Obwohl Ideen in verschiedenen Landesteilen entstehen, ist Kairo die eindeutige Gründungshochburg in Ägypten. Ende 2015 kürte Forbes die Stadt sogar als einen der zehn Top-Standorte zur Gründung eines Start-ups. Zu dieser Bedeutung trägt sicher auch bei, dass die Stadt über bedeutende nationale und internationale Universitäten verfügt und das politische und wirtschaftliche Zentrum Ägyptens ist. Mit dem RiseUp Summit findet seit 2013 jährlich eine vielbeachtete Veranstaltung zu Unternehmertum und Innovation in Kairo statt.

Zu den am Markt erfolgreichen Start-ups zählt Instabug, eine Gründung von 2012. Das Unternehmen startete mit der Idee, Hinweise auf Programmierfehler einfach durch das Schütteln des Endgeräts zu übermitteln. Auch der 2008 gegründete mobile Bezahldienst Fawry zählt zu den bekanntesten Gründungen der vergangenen zehn Jahre. Fawry konnte früh finanzkräftige und erfahrene Partner gewinnen und ist heute mit 75.000 Servicepunkten in 300 ägyptischen Städten vertreten. Im Mai 2018 vereinbarte Fawry mit der Metrogesellschaft in Kairo, auch die Bezahlung von Fahrkarten online anzubieten. Für 2018 strebt das Unternehmen an, Transaktionen im Gesamtwert von rund 1,7 Milliarden Euro nach 1,2 Milliarden Euro im Vorjahr abzuwickeln.

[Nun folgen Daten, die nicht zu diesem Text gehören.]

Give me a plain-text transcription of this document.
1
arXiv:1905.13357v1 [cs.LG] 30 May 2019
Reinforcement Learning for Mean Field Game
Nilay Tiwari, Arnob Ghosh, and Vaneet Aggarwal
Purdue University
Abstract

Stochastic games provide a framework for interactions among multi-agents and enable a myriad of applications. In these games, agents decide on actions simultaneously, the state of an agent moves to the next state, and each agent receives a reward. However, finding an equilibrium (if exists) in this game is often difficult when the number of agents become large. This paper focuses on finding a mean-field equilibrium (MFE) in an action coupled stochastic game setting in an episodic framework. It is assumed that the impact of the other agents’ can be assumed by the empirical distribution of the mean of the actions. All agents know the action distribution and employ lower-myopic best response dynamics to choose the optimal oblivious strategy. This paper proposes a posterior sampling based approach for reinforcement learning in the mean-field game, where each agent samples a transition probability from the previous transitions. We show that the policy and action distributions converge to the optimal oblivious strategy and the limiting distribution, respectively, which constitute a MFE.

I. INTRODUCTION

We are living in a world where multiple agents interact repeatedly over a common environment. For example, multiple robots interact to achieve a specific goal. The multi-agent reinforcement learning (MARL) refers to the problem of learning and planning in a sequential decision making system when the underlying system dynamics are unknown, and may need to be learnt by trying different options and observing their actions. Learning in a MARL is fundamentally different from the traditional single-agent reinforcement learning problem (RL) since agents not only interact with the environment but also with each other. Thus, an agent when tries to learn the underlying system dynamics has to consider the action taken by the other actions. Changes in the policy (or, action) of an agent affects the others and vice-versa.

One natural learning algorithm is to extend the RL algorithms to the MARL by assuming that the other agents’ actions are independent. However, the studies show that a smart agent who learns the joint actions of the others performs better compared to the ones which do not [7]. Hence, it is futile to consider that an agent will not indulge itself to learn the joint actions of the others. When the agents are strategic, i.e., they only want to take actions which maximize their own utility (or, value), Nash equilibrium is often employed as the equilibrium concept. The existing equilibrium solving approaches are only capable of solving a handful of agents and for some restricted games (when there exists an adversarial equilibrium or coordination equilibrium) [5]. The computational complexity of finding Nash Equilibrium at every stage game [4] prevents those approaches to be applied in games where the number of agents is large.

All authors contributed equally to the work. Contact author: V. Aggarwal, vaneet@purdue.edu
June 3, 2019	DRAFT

In der noch jungen Solarbranche Ägyptens tauchen häufig die Namen zweier Start-ups auf. KarmSolar entstand 2011 und vermarktet Pump- und Bewässerungssysteme ebenso wie große netzgebundene oder Offgrid-Energiestationen. Das Tochterunternehmen KarmBuild fokussiert sich auf den energieeffizienten und nachhaltigen Gebäudebau. Solartechnik wird dabei bereits in das Gebäudedesign einbezogen. SolarizEgypt bietet Fotovoltaikgesamtlösungen an und finanziert, entwirft, installiert und betreibt entsprechende Anlagen. Das Unternehmen wurde 2013 gegründet. Erst im November 2017 ging die App Halan online. Das stark wachsende Start-up koordiniert Fahrgemeinschaften für Motorräder und Tuktuks. Laut eines Medienberichts verzeichnete Halan innerhalb der ersten Monate mehr als 100.000 Downloads und vermittelt täglich eine vierstellige Anzahl von Fahrten.